The Praying Cornet
In September 1923, Tommy Ladnier recorded Play That Thing with Ollie Powers' orchestra. Not less than 6 takes of that tune were recorded out of which 4 takes have been preserved. The first two takes were scrapped, probably due to technical problems recording and balancing this rather large orchestra - 2 cornets, trombone, clarinet, alto sax/C-melody sax, piano, banjo, tuba, and drums (cymbals).

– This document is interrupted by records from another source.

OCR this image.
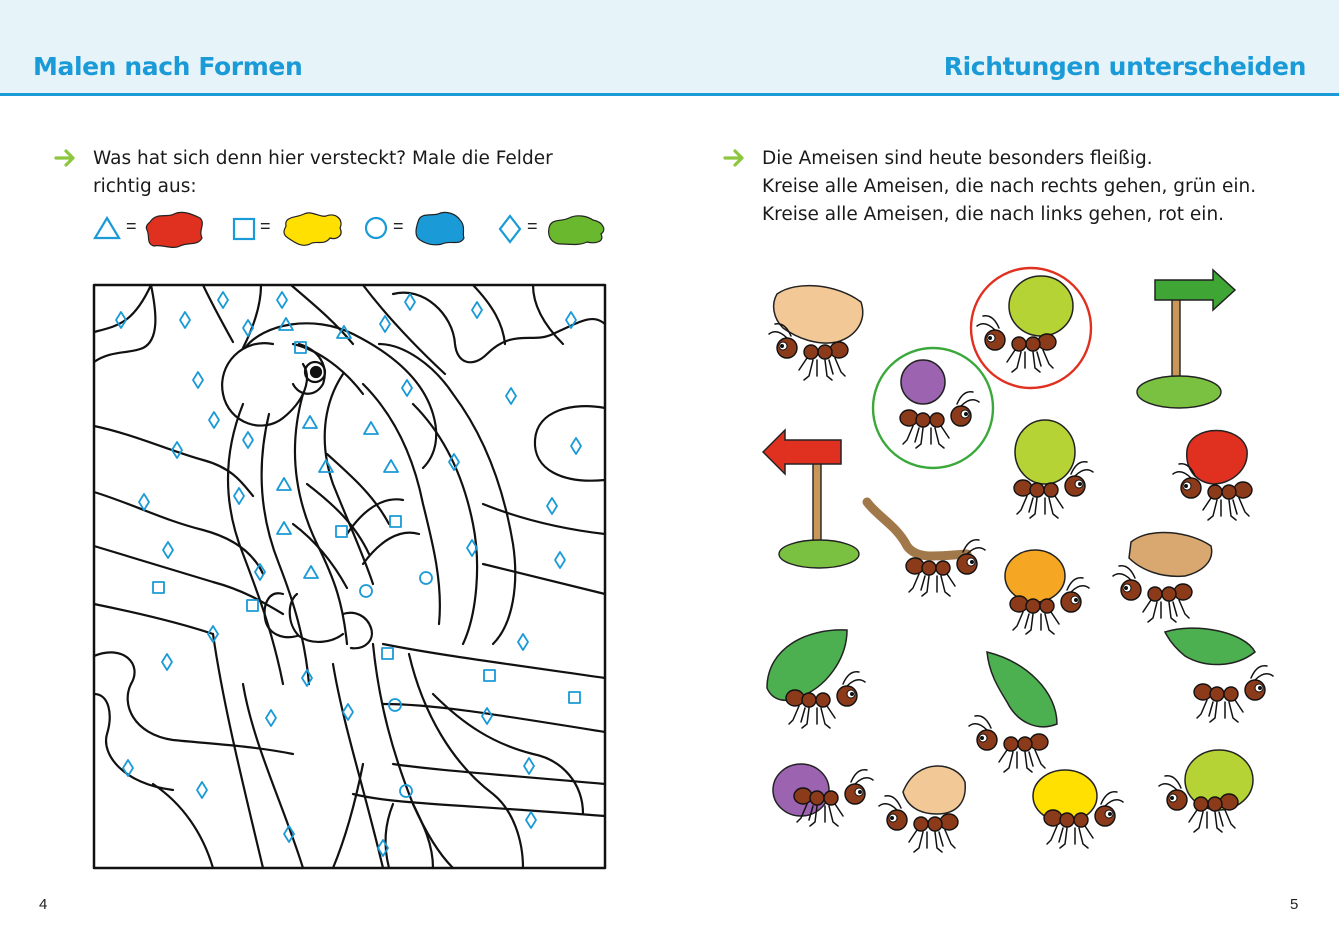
Malen nach Formen	Richtungen unterscheiden
Was hat sich denn hier versteckt? Male die Felder
richtig aus:
=	=	=	=
Die Ameisen sind heute besonders fleißig.
Kreise alle Ameisen, die nach rechts gehen, grün ein.
Kreise alle Ameisen, die nach links gehen, rot ein.
4	5
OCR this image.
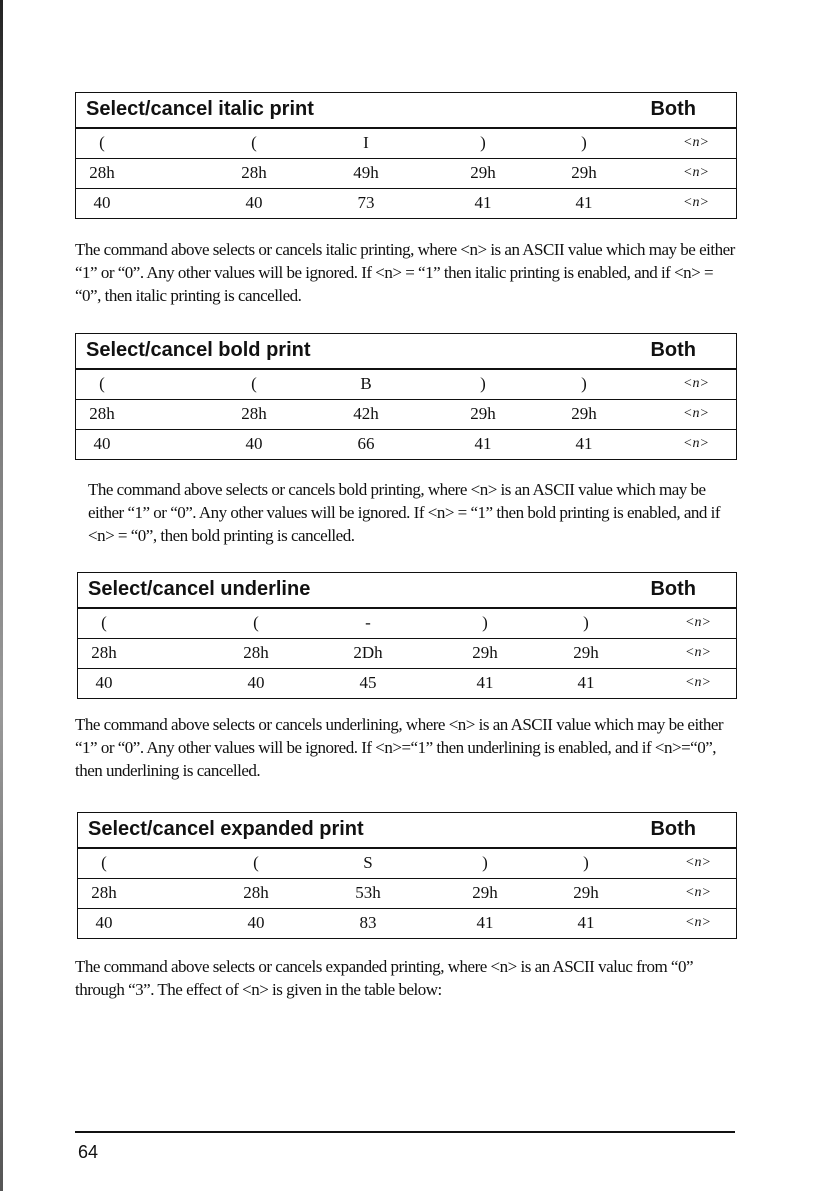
Select/cancel italic print	Both
(	(	I	)	)	<n>
28h	28h	49h	29h	29h	<n>
40	40	73	41	41	<n>
The command above selects or cancels italic printing, where <n> is an ASCII value which may be either “1” or “0”. Any other values will be ignored. If <n> = “1” then italic printing is enabled, and if <n> = “0”, then italic printing is cancelled.
Select/cancel bold print	Both
(	(	B	)	)	<n>
28h	28h	42h	29h	29h	<n>
40	40	66	41	41	<n>
The command above selects or cancels bold printing, where <n> is an ASCII value which may be either “1” or “0”. Any other values will be ignored. If <n> = “1” then bold printing is enabled, and if <n> = “0”, then bold printing is cancelled.
Select/cancel underline	Both
(	(	-	)	)	<n>
28h	28h	2Dh	29h	29h	<n>
40	40	45	41	41	<n>
The command above selects or cancels underlining, where <n> is an ASCII value which may be either “1” or “0”. Any other values will be ignored. If <n>=“1” then underlining is enabled, and if <n>=“0”, then underlining is cancelled.
Select/cancel expanded print	Both
(	(	S	)	)	<n>
28h	28h	53h	29h	29h	<n>
40	40	83	41	41	<n>
The command above selects or cancels expanded printing, where <n> is an ASCII valuc from “0” through “3”. The effect of <n> is given in the table below:
64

Another example of Tommy Ladnier's "Praying" cornet style is Barrel House Blues Take#2 made by Lovie Austin and her Blues Serenaders accompanying Ma Rainey. The intense and superb Ladnier solo exhibits many of his blues phrases and it belongs to his best solos. His tone at one point almost breaks, probably in a combination of fierce vibrato and plunger mute use. Rhythmically, this solo is very complicated with Ladnier playing between the beats, making a transcription scholastically rather misleading. His frequent use of triplets is another interesting feature. The rhythmic complexity is further enhanced by Lovie Austin’s playing; sometimes playing on the beat and sometimes playing behind, creating an impression that the tempo sometimes slows down. Since the piano is the only instrument to mark the rhythm, the beat is rather felt than actually heard. The piano and cornet thus create some polyrhythmic tensions that are unique.
As for the newly found Take 1, we can recognise several of the phrases used in Play That Thing but, contrary to Barrel House Blues #2, Take 1 is more on the beat throughout, This also applies to Lovie Austin's playing. Ladnier again demonstrates his ability to never play the same solos, always vaiying his playing.